Asimismo, afirmó que esa relocalización será uno de los temas centrales del nuevo entorno comercial que México discute con Washington en medio de aranceles, mayor proteccionismo y la revisión del Tratado entre México, Estados Unidos y Canadá (T-MEC).
“Va a ser muy complicado seguir trayendo todos los semiconductores de Asia.

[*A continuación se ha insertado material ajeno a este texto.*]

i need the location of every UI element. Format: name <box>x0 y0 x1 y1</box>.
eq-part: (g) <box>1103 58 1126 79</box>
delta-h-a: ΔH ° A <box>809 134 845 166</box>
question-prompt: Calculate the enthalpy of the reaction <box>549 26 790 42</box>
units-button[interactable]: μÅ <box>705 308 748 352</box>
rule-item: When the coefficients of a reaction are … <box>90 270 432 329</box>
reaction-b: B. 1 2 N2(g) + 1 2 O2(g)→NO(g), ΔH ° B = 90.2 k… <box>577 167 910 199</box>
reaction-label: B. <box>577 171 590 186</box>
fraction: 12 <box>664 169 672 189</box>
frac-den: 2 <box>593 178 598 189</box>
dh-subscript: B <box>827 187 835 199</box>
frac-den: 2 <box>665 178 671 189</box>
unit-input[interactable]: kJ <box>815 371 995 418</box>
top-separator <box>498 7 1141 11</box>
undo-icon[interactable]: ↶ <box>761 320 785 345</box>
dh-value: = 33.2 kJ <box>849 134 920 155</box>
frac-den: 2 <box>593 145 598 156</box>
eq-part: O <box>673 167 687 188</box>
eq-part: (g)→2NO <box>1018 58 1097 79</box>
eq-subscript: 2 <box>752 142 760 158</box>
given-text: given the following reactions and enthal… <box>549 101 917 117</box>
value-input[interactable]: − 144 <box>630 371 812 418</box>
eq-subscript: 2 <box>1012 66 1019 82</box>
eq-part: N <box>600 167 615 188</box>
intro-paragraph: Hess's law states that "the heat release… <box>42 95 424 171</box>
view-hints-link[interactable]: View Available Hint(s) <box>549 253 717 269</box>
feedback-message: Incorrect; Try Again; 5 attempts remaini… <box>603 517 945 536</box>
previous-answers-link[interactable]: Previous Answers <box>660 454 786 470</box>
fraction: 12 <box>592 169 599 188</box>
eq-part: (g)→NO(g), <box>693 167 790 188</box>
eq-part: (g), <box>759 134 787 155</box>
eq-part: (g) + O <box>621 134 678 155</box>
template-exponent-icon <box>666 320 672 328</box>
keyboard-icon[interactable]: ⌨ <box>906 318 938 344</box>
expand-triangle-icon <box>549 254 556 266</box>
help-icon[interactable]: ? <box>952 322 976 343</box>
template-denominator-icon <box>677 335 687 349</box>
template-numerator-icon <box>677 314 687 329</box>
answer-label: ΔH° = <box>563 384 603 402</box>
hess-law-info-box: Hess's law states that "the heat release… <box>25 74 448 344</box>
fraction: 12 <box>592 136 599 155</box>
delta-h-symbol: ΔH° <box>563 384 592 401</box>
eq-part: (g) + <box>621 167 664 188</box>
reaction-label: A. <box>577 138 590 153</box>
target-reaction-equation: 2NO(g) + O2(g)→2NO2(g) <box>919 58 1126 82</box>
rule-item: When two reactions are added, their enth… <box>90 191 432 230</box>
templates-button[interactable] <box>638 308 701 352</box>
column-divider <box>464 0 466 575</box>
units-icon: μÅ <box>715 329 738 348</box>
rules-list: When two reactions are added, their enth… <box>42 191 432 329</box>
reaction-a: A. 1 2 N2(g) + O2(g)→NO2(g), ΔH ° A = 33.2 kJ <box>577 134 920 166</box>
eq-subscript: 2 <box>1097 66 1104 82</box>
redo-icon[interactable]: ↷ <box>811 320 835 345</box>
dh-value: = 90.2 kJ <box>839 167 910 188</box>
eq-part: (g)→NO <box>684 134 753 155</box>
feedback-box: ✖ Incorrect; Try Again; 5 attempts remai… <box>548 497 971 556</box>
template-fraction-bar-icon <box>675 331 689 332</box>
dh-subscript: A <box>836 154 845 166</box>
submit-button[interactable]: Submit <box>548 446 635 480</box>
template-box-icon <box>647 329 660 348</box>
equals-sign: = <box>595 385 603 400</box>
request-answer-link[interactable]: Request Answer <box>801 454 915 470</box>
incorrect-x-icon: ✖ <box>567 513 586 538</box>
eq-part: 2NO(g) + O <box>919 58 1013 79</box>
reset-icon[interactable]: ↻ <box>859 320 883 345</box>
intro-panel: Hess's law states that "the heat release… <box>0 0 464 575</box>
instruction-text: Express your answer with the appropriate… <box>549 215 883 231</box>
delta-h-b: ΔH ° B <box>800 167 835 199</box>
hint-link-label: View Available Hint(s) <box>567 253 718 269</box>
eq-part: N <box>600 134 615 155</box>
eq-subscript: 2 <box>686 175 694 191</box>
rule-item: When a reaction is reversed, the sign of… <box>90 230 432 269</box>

Muy caro, complejo y difícil”, precisó Ebrard en el marco del VC Day 2026, organizado en Ciudad de México por la Asociación Mexicana de Capital Privado (Amexcap).
En el evento se anunciaron inversiones por 1,614 millones de dólares en startups mexicanas en 2025 y 525 en el primer trimestre de 2026.
Igualmente señaló que el objetivo estratégico estadounidense es que estos componentes clave para la electromovilidad y la inteligencia artificial (IA) se fabriquen en Norteamérica.
Según el titular de Economía, el país ya participa en este sector, pero todavía no en la escala que requerirá el nuevo mercado.
“Del porcentaje que va a bajar (por la menor dependencia de Asia), ¿qué parte nos queremos quedar nosotros?”, manifestó al estimar que el país podría pasar de una participación marginal a captar una fracción relevante del ajuste.
“Eso implica multiplicar como por 25 veces lo que hoy hacemos en semiconductores en tres años”, agregó.
Ebrard vinculó esta oportunidad con las negociaciones comerciales que prepara para la próxima semana en Estados Unidos, donde México buscará mantener su “mejor posición relativa” frente a otros competidores, pese a los aranceles.
Explicó que esa ventaja ayuda a entender el aumento de las exportaciones mexicanas a Estados Unidos, incluso en un escenario de incertidumbre comercial, porque México paga aranceles menores que sus principales competidores.
Además señaló que el cambio no se limitará a los chips, pues también prevé transformaciones en la industria farmacéutica, en particular en los ingredientes farmacéuticos activos, donde Estados Unidos y México mantienen una alta dependencia de Asia.
Ebrard recordó que el mercado farmacéutico estadounidense vale 1.4 billones de dólares, mientras que México apenas exporta 1,600 millones de dólares en ese sector, por lo que anticipó que esas ventas “se van a multiplicar varias veces”.
Añadió que habrá cambios en electrónica, cables, conexiones, cobre procesado, dispositivos médicos, robótica, electromovilidad, motores eléctricos y arneses para transporte público.